Areas covered: We review the pathophysiology and relationships between different cerebral edema subtypes to provide a foundation for emerging therapies. Mechanisms for promising molecular targets are discussed, with an emphasis on those advancing in clinical trials, including ion and water channels (AQP4, SUR1-TRPM4) and other proteins/lipids involved in edema signaling pathways (AVP, COX2, VEGF, and S1P). Research on novel treatment modalities for cerebral edema [including recombinant proteins and gene therapies] is presented and finally, insights on reducing secondary injury and improving clinical outcome are offered.

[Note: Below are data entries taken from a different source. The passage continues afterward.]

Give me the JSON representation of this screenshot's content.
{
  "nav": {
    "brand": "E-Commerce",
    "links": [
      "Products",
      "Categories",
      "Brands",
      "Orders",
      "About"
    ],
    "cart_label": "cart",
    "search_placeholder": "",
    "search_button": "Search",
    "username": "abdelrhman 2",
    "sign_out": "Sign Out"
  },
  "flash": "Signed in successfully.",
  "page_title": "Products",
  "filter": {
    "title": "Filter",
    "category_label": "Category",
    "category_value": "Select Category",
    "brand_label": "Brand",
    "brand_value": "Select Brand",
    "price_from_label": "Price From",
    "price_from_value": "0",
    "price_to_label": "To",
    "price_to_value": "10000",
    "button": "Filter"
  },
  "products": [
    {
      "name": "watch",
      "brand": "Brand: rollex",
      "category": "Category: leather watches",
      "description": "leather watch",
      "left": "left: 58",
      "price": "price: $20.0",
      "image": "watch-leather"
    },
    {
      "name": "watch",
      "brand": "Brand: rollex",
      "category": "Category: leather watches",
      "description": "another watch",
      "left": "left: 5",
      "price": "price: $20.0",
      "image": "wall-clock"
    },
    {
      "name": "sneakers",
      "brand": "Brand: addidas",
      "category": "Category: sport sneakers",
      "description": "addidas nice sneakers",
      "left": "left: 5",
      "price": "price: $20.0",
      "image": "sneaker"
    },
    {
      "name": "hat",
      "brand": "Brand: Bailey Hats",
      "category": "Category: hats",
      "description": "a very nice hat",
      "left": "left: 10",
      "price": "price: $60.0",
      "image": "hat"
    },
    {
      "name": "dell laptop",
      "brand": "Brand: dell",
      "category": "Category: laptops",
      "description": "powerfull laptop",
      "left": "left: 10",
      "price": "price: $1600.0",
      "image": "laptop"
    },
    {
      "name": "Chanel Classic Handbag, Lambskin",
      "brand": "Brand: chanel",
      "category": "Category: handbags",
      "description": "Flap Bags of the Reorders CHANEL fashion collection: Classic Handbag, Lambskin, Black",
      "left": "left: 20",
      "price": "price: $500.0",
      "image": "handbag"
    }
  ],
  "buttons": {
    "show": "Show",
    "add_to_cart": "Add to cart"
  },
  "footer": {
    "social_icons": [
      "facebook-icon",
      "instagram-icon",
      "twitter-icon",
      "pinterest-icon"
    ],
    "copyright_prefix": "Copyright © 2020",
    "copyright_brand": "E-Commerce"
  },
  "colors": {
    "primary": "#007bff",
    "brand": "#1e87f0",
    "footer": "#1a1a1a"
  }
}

Expert opinion: Targeted molecular strategies to minimize or prevent cerebral edema are promising. Inhibition of SUR1-TRPM4 (glyburide/glibenclamide) and VEGF (bevacizumab) are currently closest to translation based on advances in clinical trials. However, the latter, tested in glioblastoma multiforme, has not demonstrated survival benefit. Research on recombinant proteins and gene therapies for cerebral edema is in its infancy, but early results are encouraging. These newer modalities may facilitate our understanding of the pathobiology underlying cerebral edema.
Keywords: AQP4 (Aquaporin4); AVP (Arginine Vasopressin); COX2 (Cyclooxygenase-2); Celecoxib; Cerebral edema; Conivaptan; Fingolimod; Glyburide / Glibenclamide; S1P (sphingosine 1 phosphate); SUR1-TRPM4 (sulfonylurea receptor 1- transient receptor potential cation channel subfamily M member 4); VEGF (Vascular Endothelial Growth Factor); bevacizumab.